Macron hasn’t healed his country. Far-right narratives have continued to thrive to the point where extremism has become mainstream.

Even if Macron prevails, the damage has been done: racism, particularly Islamophobia, has become an everyday part of French politics. To try to head off Le Pen’s challenge, the government talked up its anti-Islam record, exemplified by its decision to cut the number of visas for people from Algeria, Morocco and Tunisia last year, and its 2020 dissolution of the Collective Against Islamophobia in France, a civil society organisation that campaigned against discrimination and documented the impacts on rights of anti-terrorism measures. Macron’s interior minister went as far as accusing Le Pen of being ‘too soft’ on Islam.

Politicians competing to win the nomination of the traditionally centre-right Republicans party also lined up to stress their anti-immigration, anti-Islam credentials. The winner of that contest, Valérie Pécresse, promised a referendum on immigration, immigration quotas and walls around the EU’s perimeter, an agenda Le Pen could easily have endorsed.

The far right has changed the political climate in France. Deep distrust of political parties and a common narrative of national decline perpetuated by the far right have dragged the political centre rightward. An online ‘fascist sphere’ and right-wing ownership of key media have normalised the previously unsayable. If Le Pen chose to focus on the cost of living as her core issue, it was precisely because the ground had shifted so much since her father reached the runoff that she would have hardly stood out from the field on immigration. That battle had already been won.

Into the two-horse race

Macron is still the favourite. He not only came first but also increased his vote share, from 24 per cent in 2017 to 27.8 per cent. However, Le Pen’s vote is up too, from 21.3 per cent to 23.2 per cent. Both have contributed to and benefited from the collapse of traditional centre-right and centre-left parties.

Until 2017, most presidents had come from either Republicans/Gaullist or Socialist parties. But in 2022 the Republicans’ candidate came fifth, with a measly 4.8 of the vote, while the Socialist Party, which won the presidential election as recently as 2012, was humbled even more, finishing a distant 10th on only 1.7 per cent.

In this polarised political landscape, the only candidate to give Le Pen a run for her money was Jean-Luc Mélenchon of the left-wing populist party La France Insoumise, whose support rose steeply in the final weeks of the campaign. Winning the votes of many young people in particular, his campaign also spoke to people’s economic anger and disdain for established parties.

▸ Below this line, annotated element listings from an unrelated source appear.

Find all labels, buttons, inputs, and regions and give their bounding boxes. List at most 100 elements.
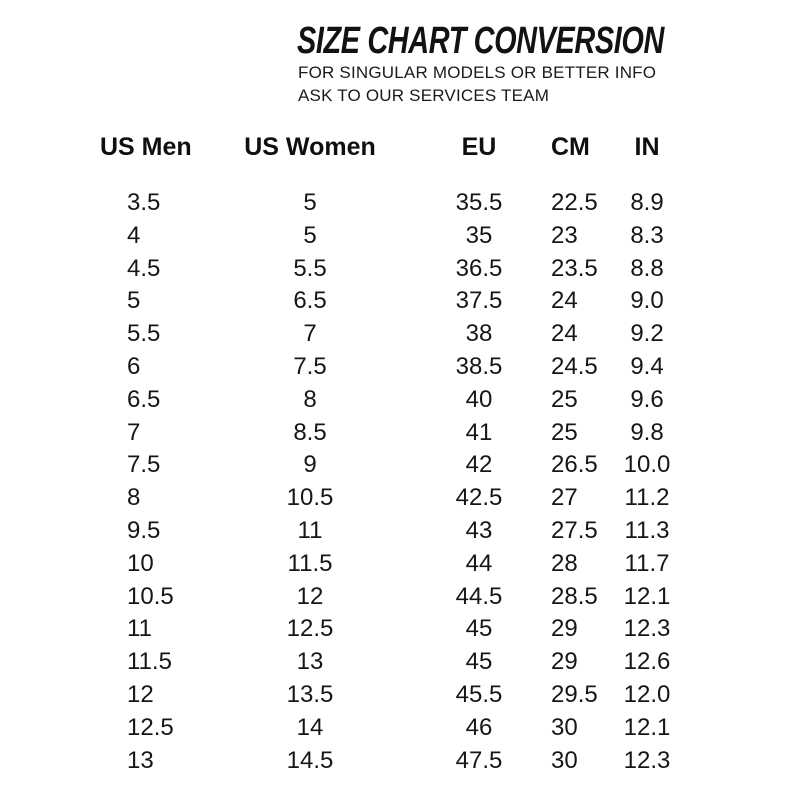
cell-cm: 30 [551, 746, 578, 774]
table-header-row: US Men US Women EU CM IN [100, 134, 740, 160]
table-row: 4.5 5.5 36.5 23.5 8.8 [100, 253, 740, 286]
table-row: 3.5 5 35.5 22.5 8.9 [100, 187, 740, 220]
cell-us-men: 13 [127, 746, 154, 774]
cell-us-men: 6.5 [127, 385, 161, 413]
cell-us-men: 5 [127, 287, 141, 315]
cell-in: 12.3 [623, 615, 671, 643]
cell-eu: 45 [465, 615, 493, 643]
cell-in: 12.0 [623, 680, 671, 708]
page-title: SIZE CHART CONVERSION [297, 20, 664, 62]
column-header-cm: CM [551, 133, 590, 161]
cell-us-men: 11.5 [127, 648, 172, 676]
cell-cm: 29 [551, 648, 578, 676]
cell-us-women: 5 [303, 189, 317, 216]
cell-us-men: 9.5 [127, 516, 161, 544]
cell-eu: 40 [465, 385, 493, 413]
cell-us-women: 14.5 [286, 746, 334, 774]
cell-in: 9.6 [630, 385, 664, 413]
table-row: 13 14.5 47.5 30 12.3 [100, 745, 740, 778]
table-body: 3.5 5 35.5 22.5 8.9 4 5 35 23 8.3 4.5 5.5 36.5 23.5 8.… [100, 187, 740, 777]
table-row: 11.5 13 45 29 12.6 [100, 646, 740, 679]
table-row: 8 10.5 42.5 27 11.2 [100, 482, 740, 515]
cell-us-women: 9 [303, 451, 317, 479]
cell-us-men: 12.5 [127, 713, 174, 741]
cell-us-women: 14 [296, 713, 324, 741]
table-row: 12 13.5 45.5 29.5 12.0 [100, 679, 740, 712]
cell-us-men: 10.5 [127, 582, 174, 610]
subtitle-line-2: ASK TO OUR SERVICES TEAM [298, 86, 550, 105]
cell-us-women: 8.5 [293, 418, 327, 446]
cell-cm: 24 [551, 287, 578, 315]
cell-eu: 44.5 [455, 582, 503, 610]
cell-eu: 38.5 [455, 352, 503, 380]
cell-cm: 22.5 [551, 189, 598, 216]
cell-in: 12.3 [623, 746, 671, 774]
cell-us-men: 7 [127, 418, 141, 446]
cell-eu: 47.5 [455, 746, 503, 774]
table-row: 12.5 14 46 30 12.1 [100, 712, 740, 745]
cell-eu: 41 [465, 418, 493, 446]
column-header-eu: EU [461, 133, 497, 161]
cell-in: 9.2 [630, 320, 664, 348]
cell-in: 12.1 [623, 713, 671, 741]
cell-cm: 24.5 [551, 352, 598, 380]
table-row: 10.5 12 44.5 28.5 12.1 [100, 581, 740, 614]
cell-cm: 30 [551, 713, 578, 741]
cell-cm: 26.5 [551, 451, 598, 479]
cell-cm: 27 [551, 484, 578, 512]
cell-us-women: 12 [296, 582, 324, 610]
table-row: 5 6.5 37.5 24 9.0 [100, 285, 740, 318]
cell-in: 10.0 [623, 451, 671, 479]
column-header-us-men: US Men [100, 133, 192, 161]
cell-us-men: 4.5 [127, 254, 161, 282]
subtitle-line-1: FOR SINGULAR MODELS OR BETTER INFO [298, 63, 657, 82]
cell-us-women: 5.5 [293, 254, 327, 282]
cell-us-men: 4 [127, 221, 141, 249]
cell-in: 11.2 [624, 484, 670, 512]
cell-cm: 24 [551, 320, 578, 348]
cell-in: 11.7 [624, 549, 670, 577]
cell-us-men: 6 [127, 352, 141, 380]
column-header-in: IN [634, 133, 660, 161]
cell-cm: 23 [551, 221, 578, 249]
cell-us-women: 6.5 [293, 287, 327, 315]
cell-eu: 38 [465, 320, 493, 348]
cell-eu: 37.5 [455, 287, 503, 315]
cell-us-men: 10 [127, 549, 154, 577]
cell-us-women: 10.5 [286, 484, 334, 512]
table-row: 7 8.5 41 25 9.8 [100, 417, 740, 450]
cell-us-women: 8 [303, 385, 317, 413]
size-conversion-table: US Men US Women EU CM IN 3.5 5 35.5 22.5 8.9 4 5 35… [100, 134, 740, 777]
cell-us-women: 11.5 [287, 549, 333, 577]
cell-eu: 42.5 [455, 484, 503, 512]
cell-us-women: 7.5 [293, 352, 327, 380]
cell-in: 12.1 [623, 582, 671, 610]
cell-us-women: 13.5 [286, 680, 334, 708]
cell-us-women: 13 [296, 648, 324, 676]
cell-cm: 29 [551, 615, 578, 643]
cell-eu: 35 [465, 221, 493, 249]
cell-us-men: 11 [127, 615, 152, 643]
cell-eu: 35.5 [455, 189, 503, 216]
cell-cm: 29.5 [551, 680, 598, 708]
table-row: 4 5 35 23 8.3 [100, 220, 740, 253]
cell-in: 9.8 [630, 418, 664, 446]
cell-cm: 27.5 [551, 516, 598, 544]
table-row: 7.5 9 42 26.5 10.0 [100, 449, 740, 482]
cell-in: 8.3 [630, 221, 664, 249]
cell-cm: 25 [551, 418, 578, 446]
table-row: 10 11.5 44 28 11.7 [100, 548, 740, 581]
table-row: 6 7.5 38.5 24.5 9.4 [100, 351, 740, 384]
table-row: 5.5 7 38 24 9.2 [100, 318, 740, 351]
cell-cm: 28.5 [551, 582, 598, 610]
cell-eu: 43 [465, 516, 493, 544]
cell-us-men: 7.5 [127, 451, 161, 479]
cell-eu: 45.5 [455, 680, 503, 708]
cell-eu: 45 [465, 648, 493, 676]
cell-cm: 25 [551, 385, 578, 413]
cell-cm: 28 [551, 549, 578, 577]
cell-cm: 23.5 [551, 254, 598, 282]
cell-us-women: 7 [303, 320, 317, 348]
cell-us-women: 12.5 [286, 615, 334, 643]
cell-in: 12.6 [623, 648, 671, 676]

Mélenchon supporters are most strongly represented in the roughly half of first-round voters now asked to pick between two candidates they didn’t vote for. The race is on for both Macron and Le Pen to speak to disaffection across the spectrum. The intensity of the two-horse race may focus more attention on Le Pen’s failings and her links to Putin. But Le Pen can expect to receive pretty much all of Zemmour’s seven-per cent vote share. In comparison, there’s no guarantee that left or centre-right voters will back Macron just to keep Le Pen out.

If people voted for Pécresse because of her strong anti-immigration messaging, they could just as easily side with Le Pen rather than Macron. And voters on the left might abstain father than back Macron, who many see as a president of the rich, or – given that Mélenchon also strongly campaigned on the cost of living – find Le Pen speaks for them more.

No cause for celebration

Macron has signalled that he understands these dynamics by saying he will reach out to defeated candidates. Defeated centre-right, centre-left and Green candidates have called on their supporters to back Macron, but crucially Mélenchon has stopped short of this, only calling on his voters not to vote for Le Pen. Le Pen has also spoken of forming a ‘national unity’ government reaching across the spectrum, seeking to reverse the logic of past elections by positioning herself as leader of a broad coalition aiming to kick her rival out of office.

If Le Pen powers on and ultimately causes an upset, it would be celebration time for the far right not just in France but across Europe and beyond. It would further embolden the forces of nationalism, xenophobia and authoritarianism, already buoyed by the recent victory of Le Pen ally Viktor Orbán in Hungary. It could only boost Putin.

If Macron prevails, many in French civil society will breathe a sigh of relief. But for Macron, it should be a moment for reflection rather than celebration.

In his victory speech in 2017, Macron acknowledged the anger that had propelled voters to Le Pen and promised to heal France, such that people would ‘never have a reason to vote for extreme candidates again’. He’s clearly failed. Five years on, over 30 per cent of voters backed two far-right candidates and over half of voters embraced some form of populism. Macron’s own party stepped up the anti-migrant, anti-Islam rhetoric, a tactic that has not sucked support away from the far right but instead normalised their ideology and made them stronger.

Macron hasn’t healed his country. Far-right narratives have continued to thrive to the point where extremism has become mainstream. The question now is whether Macron will be able to build a consensus that speaks to disaffection without further legitimising racism – and whether he’s prepared to sustain after the election the kind of coalition he evidently failed to build before. He’d be wise to try.

OUR CALLS FOR ACTION

  • President Macron, during the rest of his campaign and if re-elected, should focus on building a broad coalition to aid the long-term task of responding to disaffection without further enabling racism and Islamophobia.
  • The election winner should commit to keeping fully open the channels to express dissent in France.
  • Civil society should work collectively to tackle narratives that enable racism and Islamophobia.